Yapılan seçimlerle oluşan meclis 17 Aralık 1908’de padişahın nutkuyla açıldı. Ama II. Meşrutiyet dinci çevrelerle, İttihat ve Terakki Cemiyeti karşıtlarının İstanbul’da ayaklanmasıyla kesintiye uğradı. 31 Mart Olayı olarak anılan bu ayaklanma, Selanik’ten gelen Hareket Ordusu’nun 24 Nisan 1909’da İstanbul’a girmesiyle bastırılabildi. 27 Nisan’da yeniden toplanabilen meclis II. Abdülhamid’in tahttan indirilmesine ve yerine V. Mehmed Reşad’ın geçirilmesine karar verdi. Bundan sonra meclis yoğun bir yasama çalışmasına girerek II. Meşrutiyet’in siyasal ve hukuksal yapısını belirleyen 1876 Anayasasındaki değişiklikleri gerçekleştirdi.
Yapılan değişikliklerin en önemlisi padişahın yürütme yetkisinin sınırlandırılmasıydı. Artık vekiller heyeti (bakanlar kurulu) uygulamalarından meclise karşı sorumluydu. Ayrıca meclis hükümeti denetleyebilecekti. Mecliste açılan bir soru sonucunda oy çokluğu ile güvenoyu alamayan vekil düşmekteydi. Eğer güvenoyunu vekiller heyetinin başkanı alamazsa, o zaman hükümet düşüyordu.

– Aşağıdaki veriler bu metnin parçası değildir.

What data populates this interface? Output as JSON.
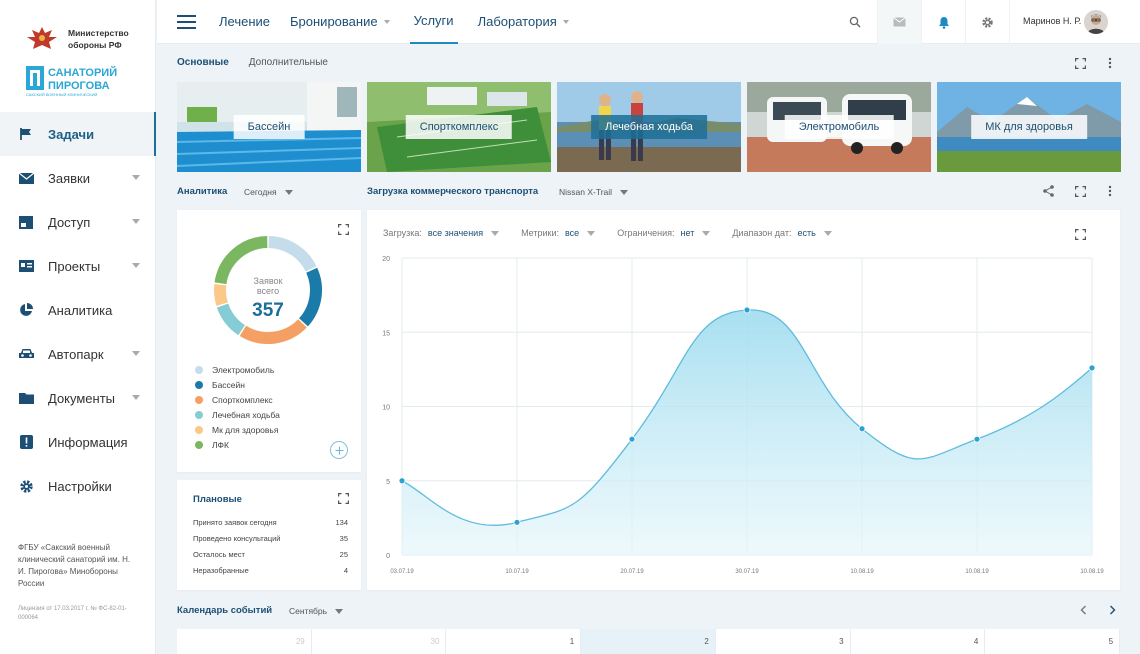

Meclisin yasama gücü de artırılmıştı. Yeni yasa önermeye artık vekiller heyetinin yanı sıra her iki meclis de yetkili kılınmıştı. 1876 Anayasası’na göre meclis başkanını ve iki yardımcısını padişah seçerken, yapılan değişiklikle meclis kendi yöneticilerini seçme hakkını kazandı. Padişahın gene meclisi kapatma yetkisi vardı; ama yapılan değişiklikler kapatmayı hem koşullara bağlamıştı, hem de üç ay içinde yeni seçimlerin yapılmasını zorunlu kılmıştı. Barış, savaş, Osmanlı yurttaşlarının temel hak ve özgürlükleri gibi bazı alanlardaki kararları meclisin onaylaması gerekiyordu.
II. Meşrutiyet dönemi İttihat ve Terakki’ nin yönetiminde geçti. İç politikada Osmanlıcılık yerine Türkçülük temel alındı. Bu dönemde, Osmanlı Devleti ekonomisinde ve dış siyasetinde Almanya’ya büyük ölçüde bağımlı oldu.
10 yıl süren ve 21 Aralık 1918’de sona eren II. Meşrutiyet döneminde Osmanlılar üç savaşa girdiler: Trablusgarp, Balkan Savaşları ve I. Dünya Savaşı. Yenilgi ve büyük toprak kayıplarıyla çıkılan bu savaşların ardından Osmanlı İmparatorluğu tarih sahnesinden silindi.